4.5 Visualizing Learned Prototypes for a 2-D Case

The visualization of learned prototypes gives a better understanding of prototypes distribution in the training set space. For a 2-Dimensional case, the banana data set provides this possibility for visualization purposes. This data set contains 5300 instances described by 2 attributes, and for classification purposes only has 2 classes. Figure 2 shows the results of the learned prototypes for our LVQ-GC-BL (left) algorithm and the comparative LVQ-3 method (right). For comparison purposes, the training parameters are: 20 initial prototypes per class; \(Iterations=100\); \( \theta =0.7;\alpha =0.1\).

Fig. 2.
figure 2

Banana data set and prototypes

From Fig. 2 it can be seen that Prototypes produced by the LVQ-GC-BL algorithm, have better classes distribution than those of LVQ3, prototypes in LVQ-GC-BL, are not to close between them (i.e., they are spread through the input space), and prototypes generated by LVQ-GC-BL are covering areas that the LVQ 3 algorithm does not. These advantages are due to the dynamism in the production of new prototypes and the pruning step at every iteration. According to the proposed threshold and the life index attached to each prototype, the algorithm will only update prototypes which are more useful and will produce new ones in order to cover different zones than the existing ones by the actual prototypes. With this, a better approximation to the correct class distribution of classes is achieved.

5 Conclusion

This work presents an improved version of the classical LVQ-1.0 algorithm. The algorithm is compared against relevant classifiers such as LVQ-3 and GENN, showing acceptable values of accuracy and data compression rate. The main contributions of the algorithm can be stated as follows: (1) based on granular computing, we have a better initialization of the prototypes; which avoids the use of other algorithms like k-means clustering or SOM, (2) The proposed improvement is able to generate new prototypes at every iterative step, then, not only the actual prototypes are updated but also the new ones can have a better covering of the density distribution class, (3) the proposed life index, attached to every prototype, helps to keep the better class representatives during each iterative step and, this is a measure of “memory” persisting during the learning cycle. With all these steps, the algorithm is able to find the best location for the prototypes and, provides of a better approximation to the correct density distribution classes.

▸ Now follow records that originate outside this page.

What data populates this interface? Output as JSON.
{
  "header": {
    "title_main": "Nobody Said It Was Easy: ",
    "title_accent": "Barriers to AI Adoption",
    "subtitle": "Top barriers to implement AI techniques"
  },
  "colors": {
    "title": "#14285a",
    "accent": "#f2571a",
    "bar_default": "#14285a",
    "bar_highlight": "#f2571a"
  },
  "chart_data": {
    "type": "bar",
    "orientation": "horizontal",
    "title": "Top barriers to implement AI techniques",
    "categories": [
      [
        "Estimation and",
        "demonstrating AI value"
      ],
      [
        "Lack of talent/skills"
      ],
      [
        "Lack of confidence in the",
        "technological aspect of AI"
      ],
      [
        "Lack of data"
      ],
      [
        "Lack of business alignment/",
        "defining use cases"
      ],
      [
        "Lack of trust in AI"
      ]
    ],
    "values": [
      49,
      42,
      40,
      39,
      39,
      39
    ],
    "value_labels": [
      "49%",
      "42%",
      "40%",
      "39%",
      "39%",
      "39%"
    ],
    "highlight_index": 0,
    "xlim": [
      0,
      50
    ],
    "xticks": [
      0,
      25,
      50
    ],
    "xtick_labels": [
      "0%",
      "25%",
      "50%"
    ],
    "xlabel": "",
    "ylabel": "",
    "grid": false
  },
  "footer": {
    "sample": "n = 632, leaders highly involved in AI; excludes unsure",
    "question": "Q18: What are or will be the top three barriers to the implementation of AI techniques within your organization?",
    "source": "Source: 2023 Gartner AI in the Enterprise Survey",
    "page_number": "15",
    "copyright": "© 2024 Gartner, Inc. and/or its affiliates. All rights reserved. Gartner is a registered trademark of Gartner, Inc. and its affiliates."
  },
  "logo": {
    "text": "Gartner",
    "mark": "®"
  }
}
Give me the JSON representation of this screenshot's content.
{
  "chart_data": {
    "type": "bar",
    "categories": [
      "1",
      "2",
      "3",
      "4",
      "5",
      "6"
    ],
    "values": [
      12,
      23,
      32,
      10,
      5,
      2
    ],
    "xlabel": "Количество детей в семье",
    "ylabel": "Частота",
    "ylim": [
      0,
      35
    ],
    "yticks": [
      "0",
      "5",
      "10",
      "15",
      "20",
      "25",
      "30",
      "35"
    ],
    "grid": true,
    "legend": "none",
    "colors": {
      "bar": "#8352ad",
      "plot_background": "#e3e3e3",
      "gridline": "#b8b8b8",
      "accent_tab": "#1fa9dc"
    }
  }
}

For the on-line version of the algorithm, due to the dynamism in the production of new prototypes and the update of the existing ones at every sample point, we can see that the algorithm produces an acceptable level of accuracy. The speed of the algorithm and the pruning step, makes it ideal to work in environments of on-line data sets, where information is constantly flowing.

Future work is mainly oriented to propose an adaptive receptive field and threshold value, which will generate prototypes according to the specific data features presented.